Influenza vaccine — All patients with ESKD should receive an influenza vaccine annually as per the general population . Additional details regarding available vaccine formulations, schedule, and administration are discussed at length elsewhere. (See "Seasonal influenza vaccination in adults", section on 'Formulations'.)
The antibody response to the standard-dose influenza vaccine in patients on chronic hemodialysis is lower than that in the general population [29-32]. In addition, a clear advantage of influenza vaccination on the rates of influenza infection, pneumonia, hospitalization, and mortality has not been demonstrated among patients with ESKD [25,33,34]. Despite these data, we continue to vaccinate patients with ESKD against influenza to mitigate the potential morbidity and mortality risk of an influenza infection .

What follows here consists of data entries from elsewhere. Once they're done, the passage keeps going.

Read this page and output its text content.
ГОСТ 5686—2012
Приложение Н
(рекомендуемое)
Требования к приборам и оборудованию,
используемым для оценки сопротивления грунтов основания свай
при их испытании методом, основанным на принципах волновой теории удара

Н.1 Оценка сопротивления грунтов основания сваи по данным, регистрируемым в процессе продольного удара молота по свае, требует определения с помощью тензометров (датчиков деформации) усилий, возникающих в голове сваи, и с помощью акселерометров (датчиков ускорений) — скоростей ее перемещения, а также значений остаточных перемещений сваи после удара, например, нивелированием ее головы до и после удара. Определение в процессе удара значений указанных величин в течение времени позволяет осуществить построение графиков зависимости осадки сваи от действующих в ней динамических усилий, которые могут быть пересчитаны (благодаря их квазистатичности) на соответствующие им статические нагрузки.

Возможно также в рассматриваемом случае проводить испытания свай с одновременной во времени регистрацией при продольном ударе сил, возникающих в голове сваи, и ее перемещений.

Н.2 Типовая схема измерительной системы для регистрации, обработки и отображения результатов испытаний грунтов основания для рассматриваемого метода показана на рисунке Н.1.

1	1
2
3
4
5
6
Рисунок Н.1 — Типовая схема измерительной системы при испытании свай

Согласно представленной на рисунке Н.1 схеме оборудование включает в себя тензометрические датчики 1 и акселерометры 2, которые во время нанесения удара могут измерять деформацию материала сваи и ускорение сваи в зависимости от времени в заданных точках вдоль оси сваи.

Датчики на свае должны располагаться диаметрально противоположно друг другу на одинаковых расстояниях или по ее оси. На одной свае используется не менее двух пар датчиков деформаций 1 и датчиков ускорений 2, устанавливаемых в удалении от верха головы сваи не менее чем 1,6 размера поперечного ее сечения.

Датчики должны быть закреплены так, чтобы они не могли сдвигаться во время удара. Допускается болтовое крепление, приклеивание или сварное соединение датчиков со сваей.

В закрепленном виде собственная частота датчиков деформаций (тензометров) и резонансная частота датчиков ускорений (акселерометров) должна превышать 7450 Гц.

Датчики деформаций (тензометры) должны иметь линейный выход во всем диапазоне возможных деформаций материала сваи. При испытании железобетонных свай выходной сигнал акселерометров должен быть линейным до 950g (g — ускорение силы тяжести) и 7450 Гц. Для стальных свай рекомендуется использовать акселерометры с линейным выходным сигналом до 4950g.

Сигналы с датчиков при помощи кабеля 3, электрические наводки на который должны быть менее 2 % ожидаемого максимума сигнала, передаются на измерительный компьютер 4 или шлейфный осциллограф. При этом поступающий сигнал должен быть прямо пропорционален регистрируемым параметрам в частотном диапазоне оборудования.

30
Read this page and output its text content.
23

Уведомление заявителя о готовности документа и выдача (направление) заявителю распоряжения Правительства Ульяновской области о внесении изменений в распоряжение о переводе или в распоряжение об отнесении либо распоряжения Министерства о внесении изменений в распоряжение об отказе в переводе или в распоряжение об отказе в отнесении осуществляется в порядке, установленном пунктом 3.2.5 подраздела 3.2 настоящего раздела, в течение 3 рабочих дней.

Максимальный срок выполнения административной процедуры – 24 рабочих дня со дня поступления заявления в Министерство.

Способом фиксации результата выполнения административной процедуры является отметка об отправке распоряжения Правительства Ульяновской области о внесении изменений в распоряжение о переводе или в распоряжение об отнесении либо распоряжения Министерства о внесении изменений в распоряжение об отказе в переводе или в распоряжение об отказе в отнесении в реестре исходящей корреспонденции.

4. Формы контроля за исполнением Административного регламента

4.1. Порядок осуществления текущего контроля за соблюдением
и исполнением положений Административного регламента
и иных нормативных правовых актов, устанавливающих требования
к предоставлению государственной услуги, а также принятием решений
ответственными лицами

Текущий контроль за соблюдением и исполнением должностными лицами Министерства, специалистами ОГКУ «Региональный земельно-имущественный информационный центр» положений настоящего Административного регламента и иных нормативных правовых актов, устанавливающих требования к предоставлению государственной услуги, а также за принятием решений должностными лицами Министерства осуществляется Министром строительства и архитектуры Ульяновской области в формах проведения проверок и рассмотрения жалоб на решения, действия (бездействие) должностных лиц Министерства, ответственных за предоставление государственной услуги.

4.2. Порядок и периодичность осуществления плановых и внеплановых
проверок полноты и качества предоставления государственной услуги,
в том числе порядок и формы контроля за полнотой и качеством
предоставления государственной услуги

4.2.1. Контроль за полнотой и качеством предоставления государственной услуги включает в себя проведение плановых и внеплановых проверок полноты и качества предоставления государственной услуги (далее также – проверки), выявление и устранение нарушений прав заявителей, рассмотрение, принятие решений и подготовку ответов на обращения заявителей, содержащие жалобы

It is uncertain whether the use of a high-dose vaccine may improve influenza vaccine efficacy in patients on dialysis. Observational studies of patients on dialysis have reported that a high-dose influenza vaccine is associated with a more sustained antibody response  and a lower hospitalization rate  compared with a standard-dose vaccine. However, another study did not observe an association between a high-dose vaccine and lower risk of hospitalization , and no study to date of patients on dialysis has reported a mortality benefit of a high-dose compared with a standard-dose influenza vaccine [37,38].
Varicella-zoster virus vaccine — Patients with ESKD who are ≥50 years old should receive the recombinant (non-live) zoster vaccine (RZV). This approach is consistent with recommendations of the ACIP . In patients between 19 and 50 years old who are receiving immunosuppressive therapy, vaccination with RZV may also be indicated. Additional detail regarding types of vaccines and vaccine administration is presented elsewhere. (See "Vaccination for the prevention of shingles (herpes zoster)".)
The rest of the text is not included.